A person in a blue shirt is shown from the shoulders-upward, looking towards the camera.
PHOTO: LUCAS LEONARDO IBANEZ-FÆHN.

Elina Waage Mikalsen is a multidisciplinary artist and musician from Romssa/Tromsø, currently living in Oslo. She works with performance, textiles, installation and text, very often connected to sound and sound-practice. Mikalsen completed her BA in visual arts at the Academy in Tromsø/Nordland School of Art and Film in 2017, and in the spring of 2021 took her MFA at the Academy of Fine Arts in Oslo. In 2015, Mikalsen was named “Young Artist of the Year” at the international Indigenous festival Riddu Riđđu, and has since participated in a number of group exhibitions and performance programs.

Her background is both Sámi and Norwegian, and this is a recurring theme in her artistic practice. This meeting within her family has become an image of the power relation haunting the Norwegian society as a whole.

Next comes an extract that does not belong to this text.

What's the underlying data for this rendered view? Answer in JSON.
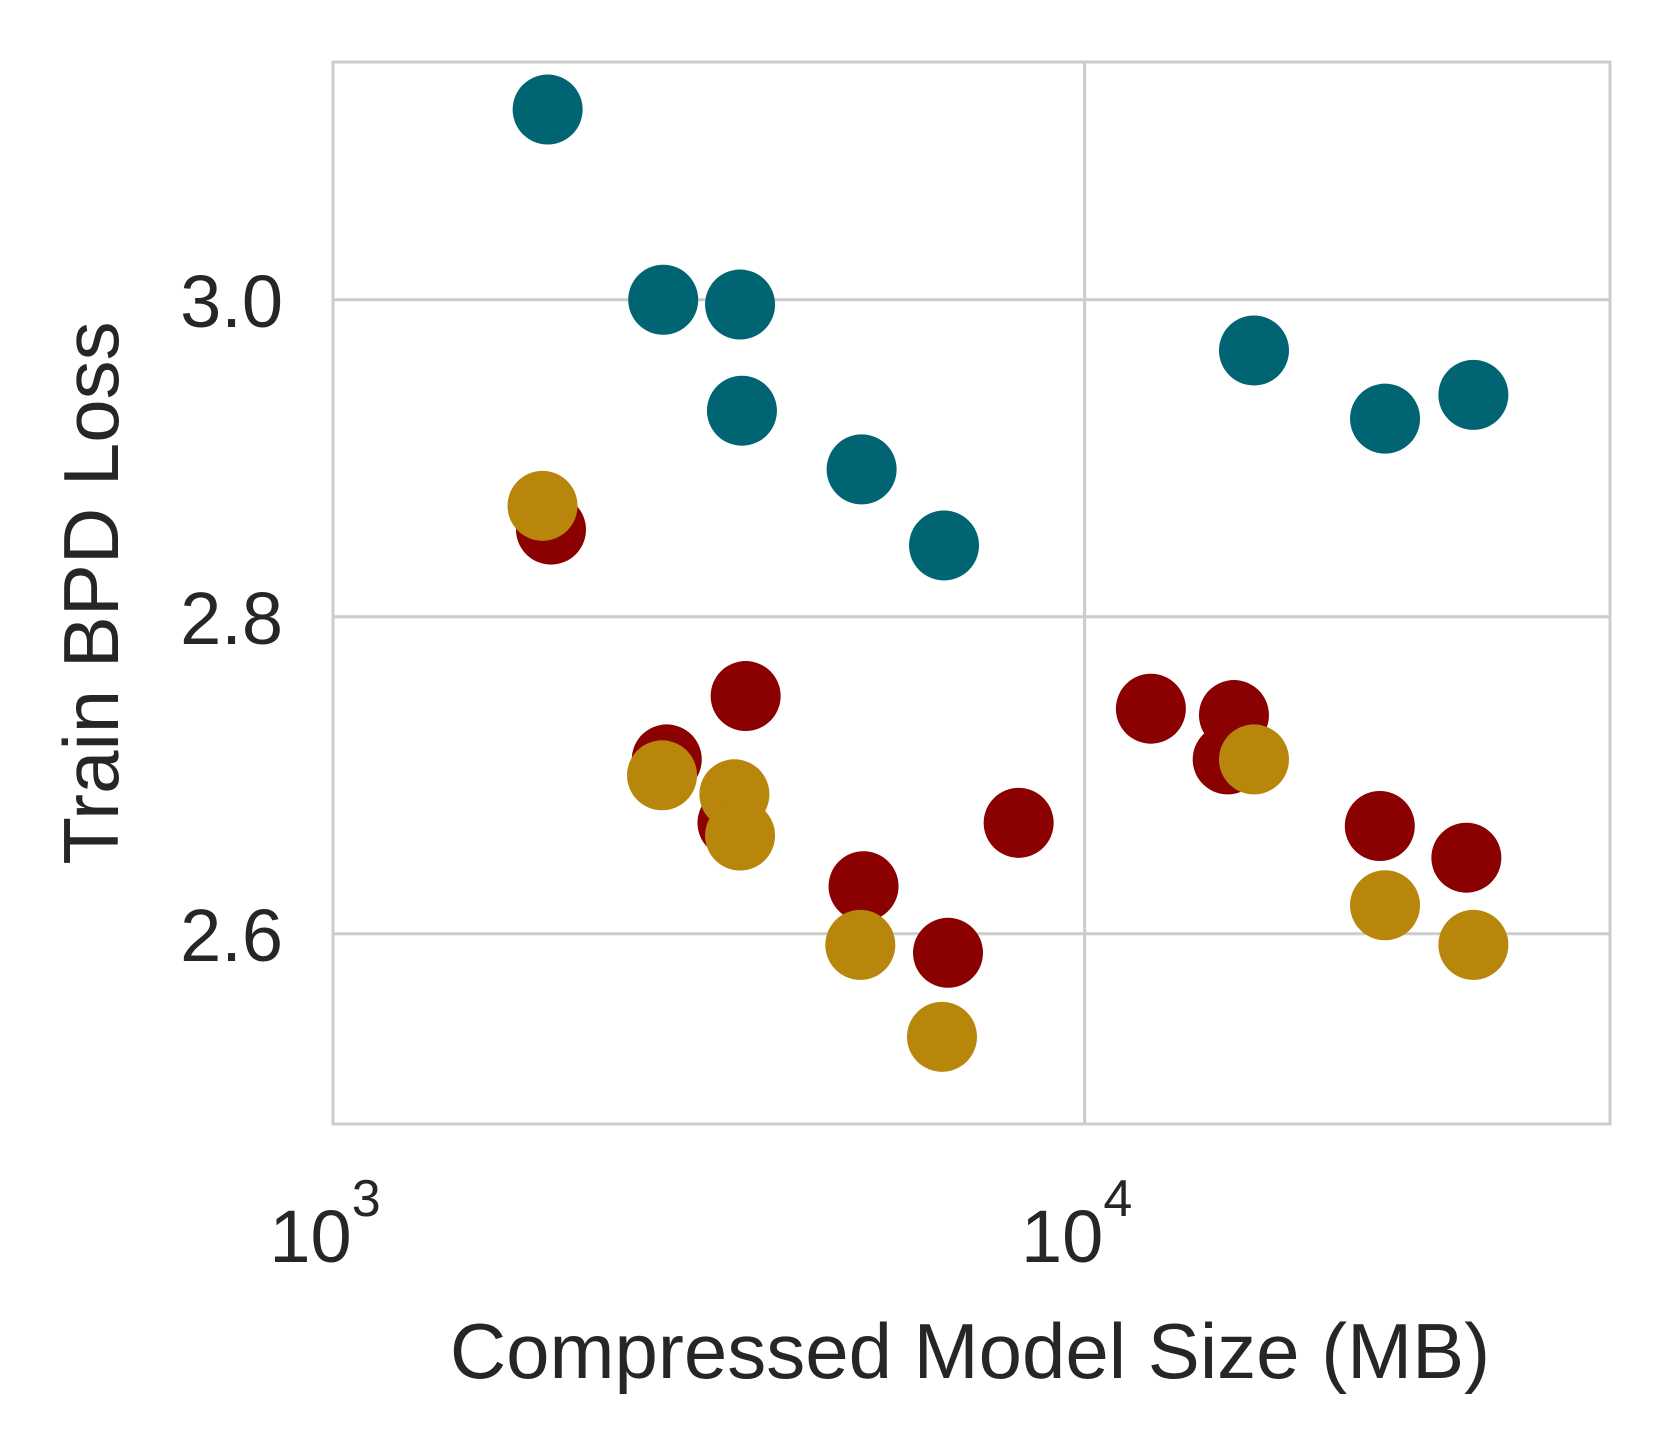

This intimate, familiar view on a societal issue is now the platform where she explores themes connected to identity and structural alienation.

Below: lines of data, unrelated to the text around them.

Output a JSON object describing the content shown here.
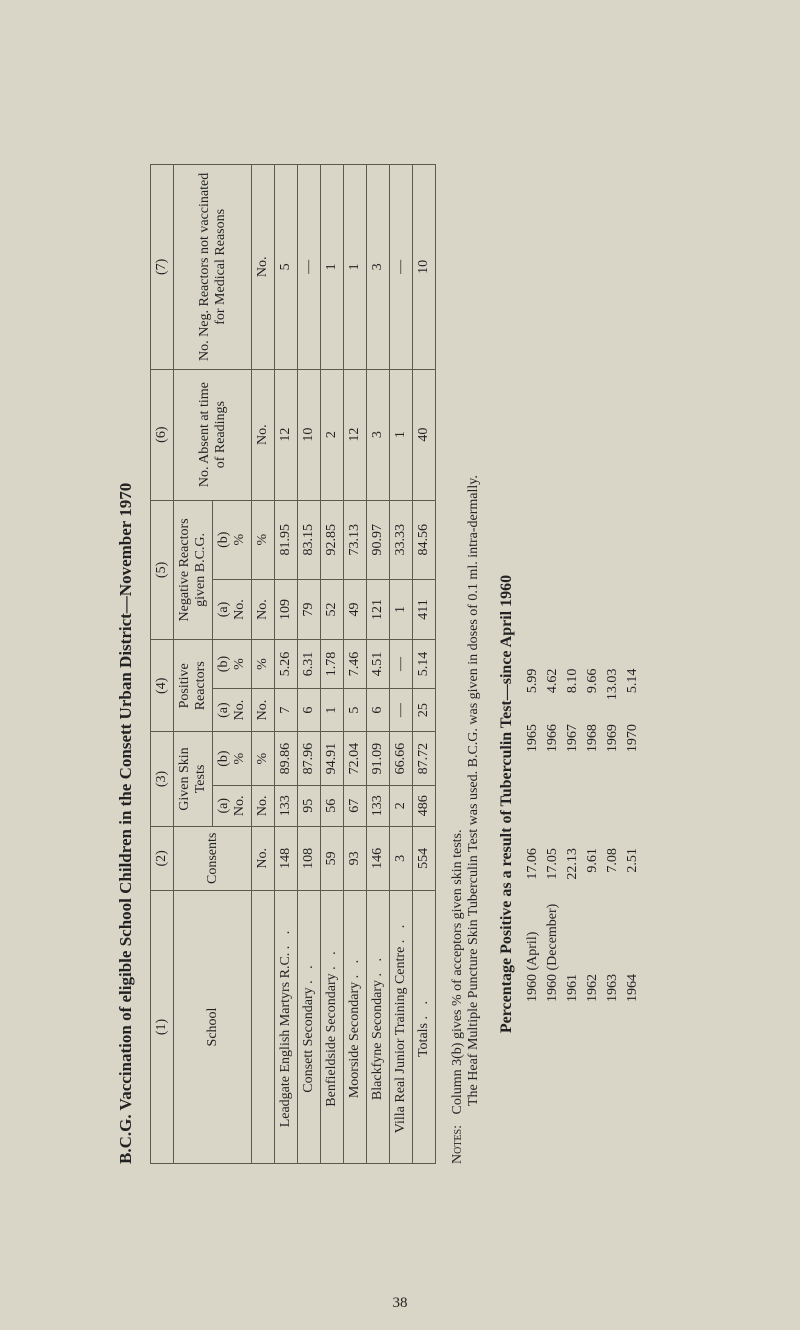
{
  "title": "B.C.G. Vaccination of eligible School Children in the Consett Urban District—November 1970",
  "headers": {
    "c1": "(1)",
    "c2": "(2)",
    "c3": "(3)",
    "c4": "(4)",
    "c5": "(5)",
    "c6": "(6)",
    "c7": "(7)",
    "school": "School",
    "consents": "Consents",
    "given": "Given Skin Tests",
    "pos": "Positive Reactors",
    "neg": "Negative Reactors given B.C.G.",
    "absent": "No. Absent at time of Readings",
    "negreact": "No. Neg. Reactors not vaccinated for Medical Reasons",
    "no": "No.",
    "pct": "%",
    "a": "(a)",
    "b": "(b)"
  },
  "rows": [
    {
      "school": "Leadgate English Martyrs R.C.",
      "consents": "148",
      "ga": "133",
      "gb": "89.86",
      "pa": "7",
      "pb": "5.26",
      "na": "109",
      "nb": "81.95",
      "abs": "12",
      "nr": "5"
    },
    {
      "school": "Consett Secondary",
      "consents": "108",
      "ga": "95",
      "gb": "87.96",
      "pa": "6",
      "pb": "6.31",
      "na": "79",
      "nb": "83.15",
      "abs": "10",
      "nr": "—"
    },
    {
      "school": "Benfieldside Secondary",
      "consents": "59",
      "ga": "56",
      "gb": "94.91",
      "pa": "1",
      "pb": "1.78",
      "na": "52",
      "nb": "92.85",
      "abs": "2",
      "nr": "1"
    },
    {
      "school": "Moorside Secondary",
      "consents": "93",
      "ga": "67",
      "gb": "72.04",
      "pa": "5",
      "pb": "7.46",
      "na": "49",
      "nb": "73.13",
      "abs": "12",
      "nr": "1"
    },
    {
      "school": "Blackfyne Secondary",
      "consents": "146",
      "ga": "133",
      "gb": "91.09",
      "pa": "6",
      "pb": "4.51",
      "na": "121",
      "nb": "90.97",
      "abs": "3",
      "nr": "3"
    },
    {
      "school": "Villa Real Junior Training Centre",
      "consents": "3",
      "ga": "2",
      "gb": "66.66",
      "pa": "—",
      "pb": "—",
      "na": "1",
      "nb": "33.33",
      "abs": "1",
      "nr": "—"
    }
  ],
  "totals": {
    "label": "Totals",
    "consents": "554",
    "ga": "486",
    "gb": "87.72",
    "pa": "25",
    "pb": "5.14",
    "na": "411",
    "nb": "84.56",
    "abs": "40",
    "nr": "10"
  },
  "notes": {
    "label": "Notes:",
    "n1": "Column 3(b) gives % of acceptors given skin tests.",
    "n2": "The Heaf Multiple Puncture Skin Tuberculin Test was used. B.C.G. was given in doses of 0.1 ml. intra-dermally."
  },
  "pct_title": "Percentage Positive as a result of Tuberculin Test—since April 1960",
  "pct_left": [
    [
      "1960 (April)",
      "17.06"
    ],
    [
      "1960 (December)",
      "17.05"
    ],
    [
      "1961",
      "22.13"
    ],
    [
      "1962",
      "9.61"
    ],
    [
      "1963",
      "7.08"
    ],
    [
      "1964",
      "2.51"
    ]
  ],
  "pct_right": [
    [
      "1965",
      "5.99"
    ],
    [
      "1966",
      "4.62"
    ],
    [
      "1967",
      "8.10"
    ],
    [
      "1968",
      "9.66"
    ],
    [
      "1969",
      "13.03"
    ],
    [
      "1970",
      "5.14"
    ]
  ],
  "page_num": "38"
}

The holes that the assimilation process created have become a starting point for fantasizing about and discussing what these gaps represent, what matter they constitute and how they affect us today. What and whose stories are being told? What is forgotten, and what is the consequence of the gaps that arise in our memories and cultural practices?

In her sound work, Elina often combines her voice with field recordings, electronics and self-built instruments to create sound spaces that exist somewhere between reality and fantasy. A space where untold stories and cosmology lie like a layer above us, or perhaps push the curtain aside. It is the emotional and narrative properties of sound that interest her, and how sound can function as a time machine that causes time to collapse and sets both future and past in motion.

A person in a blue dress with red and yellow trim stands in front of a microphone, looking out into the distance.
PHOTO: ØRJAN MARAKATT BERTELSEN.

 

 

 

 

 

 

 

Sandra Márjá West (31) serves as festival director for Riddu Riđđu. Riddu Riđđu is an annual Indigenous music and culture festival in Gáivoutna (Kåfjord), Norway. West has a BA in Russian studies from the University of Tromsø and a degree in Sámi handicraft from Samernas utbildingscentrum in Jokkmokk. She is also a trained goldsmith. In addition to serving as festival director for Riddu Riđđu, West is an elected member of the Sámi Parliament of Norway.

A smiling person wearing glasses and a red cardigan stands against a wall painted with multiple colourful images.
PHOTO: KNUT SØRHUSBAKKEN.

Bente E. Aster holds an MA in Social Anthropology from the University of Oslo, Norway. She conducted her fieldwork among urban musicians and bands in Abidjan, the Ivory Coast. She currently works as a senior advisor on cultural heritage with Kulturtanken—Arts for Young Audiences Norway. In her career, she has focused on artistic and ethnic diversity, project management and process leadership.

She is also involved in cultural heritage projects exploring the possibilities and limitations between the virtual and tangible worlds. During the years 2018-2020, she was the project leader of “Sámi content in The Cultural Schoolbag”. In January 2021, Bente was admitted to the European Diploma of Cultural Project Management with the Marcel Hicter Association in Brussels. Her international project is entitled “Cultural collaboration, sustainability and Indigenous issues in the Nordic and Canadian Regions.”

This event is a part of Cultural heritage in DKS: network meeting and professional discussions hosted jointly by Kulturtanken, Riksscenen and Riddu Riđđu.